UK Collaborative Trial of Ovarian Cancer Screening

Does screening for ovarian cancer help save lives by detecting the disease earlier?

What is this study about?

Ovarian and tubal cancers are the leading cause of death from gynaecological cancers in the UK. This is related to diagnosis at advanced stage. When women are diagnosed earlier, they have a much better survival – over 90% of Stage I patients are alive five years after diagnosis compared to 4% of Stage IV patients. This suggests that screening may help save lives by detecting the disease earlier.

The United Kingdom Collaborative Trial of Ovarian Cancer Screening (UKCTOCS) was designed to test this hypothesis. Between April 2001 and September 2005, 202,638 postmenopausal women, aged 50-74 years were recruited through 13 trial centres in England, Wales and Northern Ireland. Women were randomly allocated to one of three groups (i) no screening or control (C) - no screening (ii) multimodal screening (MMS) - annual blood test for serum CA125 measurement. The results were interpreted using the ‘Risk of Ovarian Cancer Algorithm’, with women undergoing repeat blood tests for CA125 and transvaginal ultrasound if results were not normal (iii) ultrasound screening (USS) – annual transvaginal (internal) ultrasound scan with the scan repeated if results were not normal.

Women were linked via their individual NHS numbers to national cancer and death registries in England, Wales and Northern Ireland as well as administrative databases such as Hospital Episode Statistics and National Cancer Intelligence Network. Records of women identified as having a possible ovarian cancer based on a specified list of disease codes were retrieved and reviewed by an independent outcomes committee who confirmed the final outcome.

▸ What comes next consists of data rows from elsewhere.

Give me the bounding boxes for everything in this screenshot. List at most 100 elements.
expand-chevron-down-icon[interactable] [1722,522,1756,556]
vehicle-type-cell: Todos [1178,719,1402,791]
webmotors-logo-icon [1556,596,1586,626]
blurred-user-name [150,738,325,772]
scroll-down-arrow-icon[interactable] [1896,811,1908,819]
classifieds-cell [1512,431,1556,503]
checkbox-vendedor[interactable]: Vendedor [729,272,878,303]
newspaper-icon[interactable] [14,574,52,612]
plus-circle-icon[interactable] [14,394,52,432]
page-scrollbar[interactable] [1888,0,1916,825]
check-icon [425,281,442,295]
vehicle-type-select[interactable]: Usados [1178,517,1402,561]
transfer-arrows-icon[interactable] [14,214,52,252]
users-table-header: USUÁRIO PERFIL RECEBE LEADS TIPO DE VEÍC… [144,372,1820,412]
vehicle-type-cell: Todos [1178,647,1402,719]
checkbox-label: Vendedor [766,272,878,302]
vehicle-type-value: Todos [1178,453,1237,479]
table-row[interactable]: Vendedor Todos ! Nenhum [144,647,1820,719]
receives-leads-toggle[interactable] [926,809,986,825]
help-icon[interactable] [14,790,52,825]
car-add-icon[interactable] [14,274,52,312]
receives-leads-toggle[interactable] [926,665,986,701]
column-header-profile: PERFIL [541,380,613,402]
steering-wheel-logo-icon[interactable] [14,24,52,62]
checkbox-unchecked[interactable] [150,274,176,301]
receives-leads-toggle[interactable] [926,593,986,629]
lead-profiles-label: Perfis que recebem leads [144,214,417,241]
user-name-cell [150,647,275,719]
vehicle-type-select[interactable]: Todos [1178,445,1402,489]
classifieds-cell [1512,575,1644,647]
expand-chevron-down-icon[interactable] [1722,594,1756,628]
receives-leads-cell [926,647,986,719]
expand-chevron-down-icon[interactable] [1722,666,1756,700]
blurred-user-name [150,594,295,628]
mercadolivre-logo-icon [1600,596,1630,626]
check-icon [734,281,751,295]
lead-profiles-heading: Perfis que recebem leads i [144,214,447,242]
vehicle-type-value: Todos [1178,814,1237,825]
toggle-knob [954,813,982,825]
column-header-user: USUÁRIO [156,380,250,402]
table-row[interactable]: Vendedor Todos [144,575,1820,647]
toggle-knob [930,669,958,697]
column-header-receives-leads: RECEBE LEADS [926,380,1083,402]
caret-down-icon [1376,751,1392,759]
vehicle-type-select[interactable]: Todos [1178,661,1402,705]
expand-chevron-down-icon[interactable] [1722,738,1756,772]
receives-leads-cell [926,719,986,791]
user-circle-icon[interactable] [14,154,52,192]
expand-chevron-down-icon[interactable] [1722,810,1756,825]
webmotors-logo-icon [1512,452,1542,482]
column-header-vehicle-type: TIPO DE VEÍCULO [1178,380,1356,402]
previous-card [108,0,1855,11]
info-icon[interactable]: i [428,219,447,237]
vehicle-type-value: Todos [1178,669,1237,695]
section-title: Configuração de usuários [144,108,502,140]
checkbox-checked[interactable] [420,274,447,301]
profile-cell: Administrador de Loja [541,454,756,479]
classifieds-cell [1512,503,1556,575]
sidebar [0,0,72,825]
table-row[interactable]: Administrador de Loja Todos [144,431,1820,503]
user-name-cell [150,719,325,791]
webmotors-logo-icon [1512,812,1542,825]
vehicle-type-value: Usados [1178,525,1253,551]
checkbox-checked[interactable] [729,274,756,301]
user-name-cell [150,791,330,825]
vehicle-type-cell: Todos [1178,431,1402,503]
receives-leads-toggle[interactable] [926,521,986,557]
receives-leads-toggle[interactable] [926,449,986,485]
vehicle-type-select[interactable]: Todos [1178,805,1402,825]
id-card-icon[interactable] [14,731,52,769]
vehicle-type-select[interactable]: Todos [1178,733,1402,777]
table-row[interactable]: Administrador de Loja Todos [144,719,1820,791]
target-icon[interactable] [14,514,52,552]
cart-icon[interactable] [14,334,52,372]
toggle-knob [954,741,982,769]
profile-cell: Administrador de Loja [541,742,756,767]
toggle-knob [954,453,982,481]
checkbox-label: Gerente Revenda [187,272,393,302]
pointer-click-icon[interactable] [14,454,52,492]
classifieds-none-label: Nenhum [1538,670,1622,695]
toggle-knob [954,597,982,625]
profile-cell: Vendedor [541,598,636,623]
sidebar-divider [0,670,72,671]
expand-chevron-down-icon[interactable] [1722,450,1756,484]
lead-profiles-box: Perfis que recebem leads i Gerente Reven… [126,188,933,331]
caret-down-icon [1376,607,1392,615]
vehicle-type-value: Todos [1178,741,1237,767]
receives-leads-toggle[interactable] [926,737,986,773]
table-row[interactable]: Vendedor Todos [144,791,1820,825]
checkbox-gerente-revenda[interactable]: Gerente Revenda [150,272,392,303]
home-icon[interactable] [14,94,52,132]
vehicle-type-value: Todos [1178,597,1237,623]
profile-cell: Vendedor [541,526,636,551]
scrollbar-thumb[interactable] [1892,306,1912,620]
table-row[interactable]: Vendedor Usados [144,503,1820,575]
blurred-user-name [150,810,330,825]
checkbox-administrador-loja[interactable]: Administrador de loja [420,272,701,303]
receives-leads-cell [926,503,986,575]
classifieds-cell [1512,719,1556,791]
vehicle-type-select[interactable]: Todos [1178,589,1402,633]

Women in the screen arms underwent 673,765 annual screens till 31 December 2011. For every woman found to have ovarian or tubal cancer on screening, 2 additional women in the multimodal group and 10 additional women in the ultrasound group had surgery where the ovaries were only found to have benign lesions or were normal. The surgical complication rate of these additional operations was around 3.1% (multimodal) and 3.5% (ultrasound) which matches the standard complication rate for such surgery. In addition, while screening did not raise anxiety, levels of worry were higher in women who had abnormal results at the annual screen and required additional tests. Rarely women had complications related to having a blood test or an internal scan such as pain, bruising or cystitis.

On 31st Dec 2015 at a median follow-up of 11.1 years per woman, the initial mortality analysis was undertaken and the results published in The Lancet. Compared to the no screening group, there was significant increase in number of women diagnosed with stage I and II ovarian and tubal cancer in the multimodal but not in the ultrasound group. The average reduction in ovarian and tubal cancer deaths was 15% in multimodal group and 11% in ultrasound group compared to control group but this was not definitive (statistically significant). The final extent of reduction was uncertain as the ovarian cancer death rates seemed to be increasing in the no screening group and levelling off in the multimodal and ultrasound groups.

Following censorship on 30 June 2020, at a median follow-up of 16.3 years per woman, the final mortality analysis was undertaken. The final results published in The Lancet showed that compared to the no screening group, there was a 39% increase in the incidence of women diagnosed with Stage I and II ovarian and tubal cancer and a 10% decrease in incidence of those diagnosed with Stage III and IV disease in the multimodal group. There was no difference in stage in the ultrasound group compared to the no screening group. There was however no reduction in deaths due to ovarian and tubal cancer in the multimodal or the ultrasound group compared to the no screening group.

The reduction in stage III and IV incidence in the multimodal group was not sufficient to translate into lives saved. This illustrates the importance of specifying cancer deaths as the primary outcome in screening trials. Given that screening did not reduce ovarian and tubal cancer deaths, currently general population screening cannot be recommended.

 

 

Type of study

Randomised trial

Contact details

ukctocs@ucl.ac.uk

Who is funding the study?

National Institute for Health Research (NIHR)

Medical Research Council (MRC)

Cancer Research UK

The Eve Appeal

Where is it taking place?

13 trial centres in England, Wales and Northern Ireland.

Who is included?

Postmenopausal women, aged 50-74 years.